4 of 5 people found the following review helpful:
5.0 out of 5 stars
Contents:, March 13, 2004
This review is from: New York Time (Paperback)
At 38, Barbara Renfrew has a pretty good life. Back in college she had the foresight to marry the Boy Most Likely to Succeed and he did. Now they have settled down in a perfectly serviceable marriage in a center-hall colonial on Chicago's North Shore.
In fact, Barbara's grown a touch smug in the sort of suburb where the crabgrass has long since been subdued by pachysandra. About the only thing that sets her life-style apart from the norm, in a village where the neighborhood kids spend sleepovers discussing designer labels, is that Barbara and Tom are childless.

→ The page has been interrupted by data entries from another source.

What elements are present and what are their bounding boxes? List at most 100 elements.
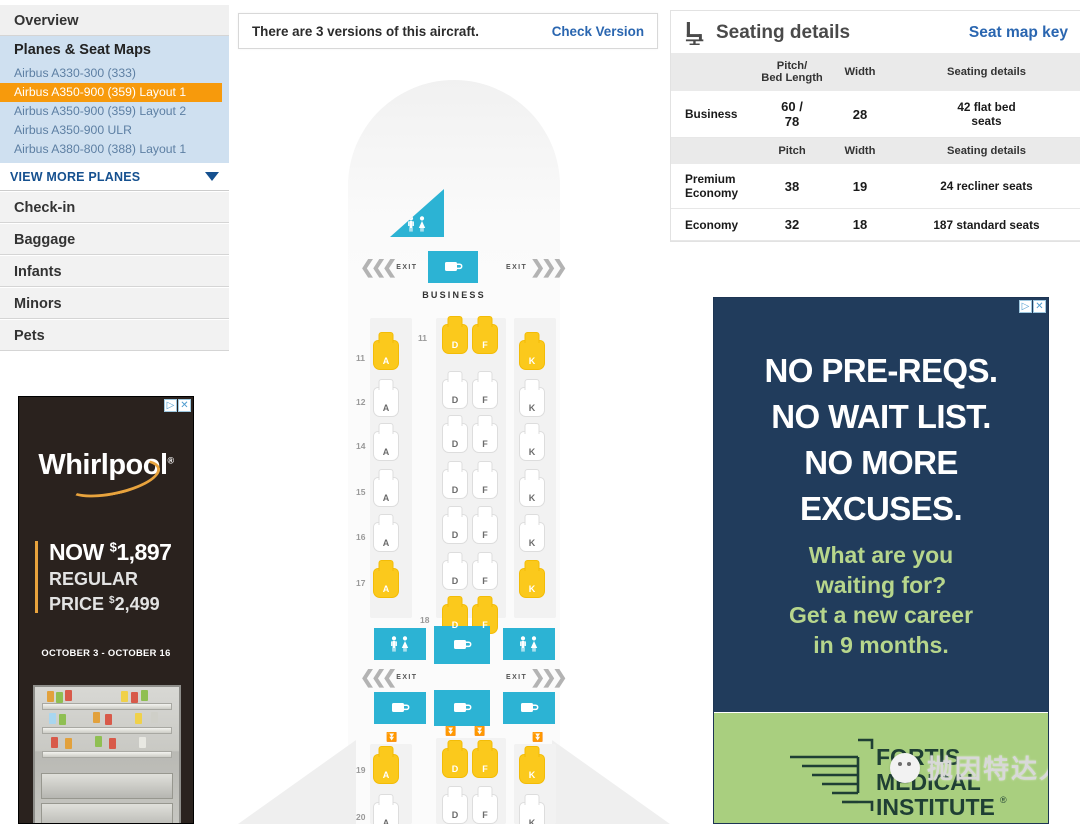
seat-16D[interactable]: D [442,506,468,544]
seat-19K[interactable]: K [519,746,545,784]
galley-forward[interactable] [428,251,478,283]
seat-14D[interactable]: D [442,415,468,453]
seat-map[interactable]: BUSINESS ❮❮❮ EXIT EXIT ❯❯❯ 11 11 A D F K… [238,58,670,824]
header-pitch-bed-length: Pitch/ Bed Length [755,53,829,91]
seat-17D[interactable]: D [442,552,468,590]
seat-label: D [451,395,459,405]
subtext-line-3: Get a new career [788,602,974,628]
seat-16K[interactable]: K [519,514,545,552]
close-icon[interactable]: ✕ [1033,300,1046,313]
seat-map-key-link[interactable]: Seat map key [969,24,1068,42]
seat-headrest [477,786,493,797]
view-more-planes-button[interactable]: VIEW MORE PLANES [0,163,229,191]
seat-17K[interactable]: K [519,560,545,598]
sidebar-item-pets[interactable]: Pets [0,319,229,351]
seat-20F[interactable]: F [472,786,498,824]
close-icon[interactable]: ✕ [178,399,191,412]
seat-19D[interactable]: D [442,740,468,778]
seat-14K[interactable]: K [519,423,545,461]
seat-12K[interactable]: K [519,379,545,417]
seat-20A[interactable]: A [373,794,399,824]
seat-headrest [524,469,540,480]
seat-11D[interactable]: D [442,316,468,354]
seat-15K[interactable]: K [519,469,545,507]
aircraft-nose [348,80,560,280]
seat-11K[interactable]: K [519,332,545,370]
seat-17A[interactable]: A [373,560,399,598]
sidebar-item-infants[interactable]: Infants [0,255,229,287]
seat-headrest [447,371,463,382]
cabin-name-economy: Economy [671,208,755,241]
bassinet-icon-center-left: ⏬ [445,726,457,736]
seat-14A[interactable]: A [373,423,399,461]
sidebar-item-overview[interactable]: Overview [0,4,229,36]
row-number-18: 18 [420,615,430,625]
seat-14F[interactable]: F [472,415,498,453]
seat-15A[interactable]: A [373,469,399,507]
seat-15D[interactable]: D [442,461,468,499]
plane-item-a350-900-layout-2[interactable]: Airbus A350-900 (359) Layout 2 [0,102,229,121]
advertisement-fortis-medical-institute[interactable]: ▷ ✕ NO PRE-REQS. NO WAIT LIST. NO MORE E… [713,297,1049,824]
seat-19A[interactable]: A [373,746,399,784]
seat-16F[interactable]: F [472,506,498,544]
exit-forward-left: ❮❮❮ EXIT [360,258,417,276]
seat-label: D [451,576,459,586]
sidebar-item-baggage[interactable]: Baggage [0,223,229,255]
seat-20K[interactable]: K [519,794,545,824]
registered-mark: ® [167,455,175,466]
ad-headline: NO PRE-REQS. NO WAIT LIST. NO MORE EXCUS… [714,348,1048,532]
seat-headrest [524,514,540,525]
plane-item-a350-900-layout-1[interactable]: Airbus A350-900 (359) Layout 1 [0,83,222,102]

But hardly footloose, until Tom comes home one fatal night and says he's being transferred to New York...the city, not the state.
We see Barbara and Tom struggle for equilibrium in the heart of New York's East Side, after all those years of separate bathrooms, lawn services, and orderly cocktail parties conducted in a fog of Arpege and Old Spice.
We see them swap their spacious center-hall colonial for a two-room Manhattan co-op in the sort of building where Rosemary's baby could grow to manhood without exciting comment. We see their marriage go down the drain.
And we see Barbara rise from the ruins of her marriage to find herself and the real meaning of love, as she heads out after the life she has always wanted.